Catecholamines increase the heart rate via L-type Cav1.3 (alpha1D) and ‘funny’ f-(HCN) channels

The role of ion channels in heartbeat quickening by catecholamines is not understood. We show that sinoatrial node L-type Cav1.3 and hyperpolarization-activated HCN4 channels are the ionic underpin of beta-adrenergic receptor activation of heart rate. Mutant mice carrying ablation of Cav1.3 and expressing dominant-negative cAMP-insensitive HCN4 subunits in the heart lack diurnal variation in heart rate and fail to increase heartbeat after administration of catecholamines, or during physical activity. Consistently, selective pharmacologic inhibition of Cav1.3 prevents catecholaminergic increase in pacemaker activity when cAMP-dependent regulation of HCN4 was abolished, or upon interference with cAMP-mediated molecular movement of HCN4 c-linker structure in the channel c-terminus.
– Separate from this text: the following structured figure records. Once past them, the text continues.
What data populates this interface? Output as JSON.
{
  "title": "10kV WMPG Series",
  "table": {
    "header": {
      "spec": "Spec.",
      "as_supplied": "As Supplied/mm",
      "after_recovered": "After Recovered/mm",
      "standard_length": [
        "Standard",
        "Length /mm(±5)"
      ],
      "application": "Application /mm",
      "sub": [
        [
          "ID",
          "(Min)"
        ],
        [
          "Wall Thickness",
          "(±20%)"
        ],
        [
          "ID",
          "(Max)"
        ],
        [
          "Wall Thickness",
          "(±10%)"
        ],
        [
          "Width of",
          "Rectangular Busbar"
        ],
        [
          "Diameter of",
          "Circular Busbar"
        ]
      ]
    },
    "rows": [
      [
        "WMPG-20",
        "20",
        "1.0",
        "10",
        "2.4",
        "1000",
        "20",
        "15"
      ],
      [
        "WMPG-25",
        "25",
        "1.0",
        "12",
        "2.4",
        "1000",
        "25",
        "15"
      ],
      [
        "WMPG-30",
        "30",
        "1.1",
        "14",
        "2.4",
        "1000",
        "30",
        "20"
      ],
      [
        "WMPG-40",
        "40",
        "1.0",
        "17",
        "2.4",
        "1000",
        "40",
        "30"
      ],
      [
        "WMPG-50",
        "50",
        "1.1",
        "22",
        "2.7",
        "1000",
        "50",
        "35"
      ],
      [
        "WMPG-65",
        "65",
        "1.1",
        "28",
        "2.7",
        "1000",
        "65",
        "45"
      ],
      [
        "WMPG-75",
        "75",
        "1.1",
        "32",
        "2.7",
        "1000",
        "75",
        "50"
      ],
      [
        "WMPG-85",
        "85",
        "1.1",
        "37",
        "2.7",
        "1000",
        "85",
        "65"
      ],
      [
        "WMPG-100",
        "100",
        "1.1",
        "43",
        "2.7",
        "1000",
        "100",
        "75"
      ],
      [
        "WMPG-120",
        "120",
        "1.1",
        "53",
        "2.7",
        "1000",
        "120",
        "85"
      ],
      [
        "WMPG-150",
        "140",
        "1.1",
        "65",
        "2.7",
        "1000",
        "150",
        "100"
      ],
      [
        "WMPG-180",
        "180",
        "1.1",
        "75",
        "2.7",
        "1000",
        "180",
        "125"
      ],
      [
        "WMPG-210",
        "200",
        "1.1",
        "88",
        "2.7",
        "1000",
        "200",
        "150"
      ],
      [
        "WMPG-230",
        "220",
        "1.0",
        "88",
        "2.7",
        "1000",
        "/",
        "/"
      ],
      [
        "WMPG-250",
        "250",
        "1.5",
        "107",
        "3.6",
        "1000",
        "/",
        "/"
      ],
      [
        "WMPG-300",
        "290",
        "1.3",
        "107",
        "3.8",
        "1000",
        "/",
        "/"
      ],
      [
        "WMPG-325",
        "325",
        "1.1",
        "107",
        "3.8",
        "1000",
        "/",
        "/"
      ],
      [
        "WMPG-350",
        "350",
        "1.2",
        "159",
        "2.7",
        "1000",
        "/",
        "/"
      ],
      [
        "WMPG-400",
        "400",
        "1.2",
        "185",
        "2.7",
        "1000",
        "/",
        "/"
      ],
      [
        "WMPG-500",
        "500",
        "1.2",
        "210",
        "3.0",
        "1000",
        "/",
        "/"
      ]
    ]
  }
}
Phosphorylation of the small RGK G protein Rad was required for Cav1.3 to increase pacemaker activity under β-adrenergic activation. Or study identifies Cav1.3 and HCN4 channels as the key effectors of β-adrenergic regulation of sinoatrial pacemaker explaining the ionic mechanism underlying the “flight-or-fight” response of the heartbeat.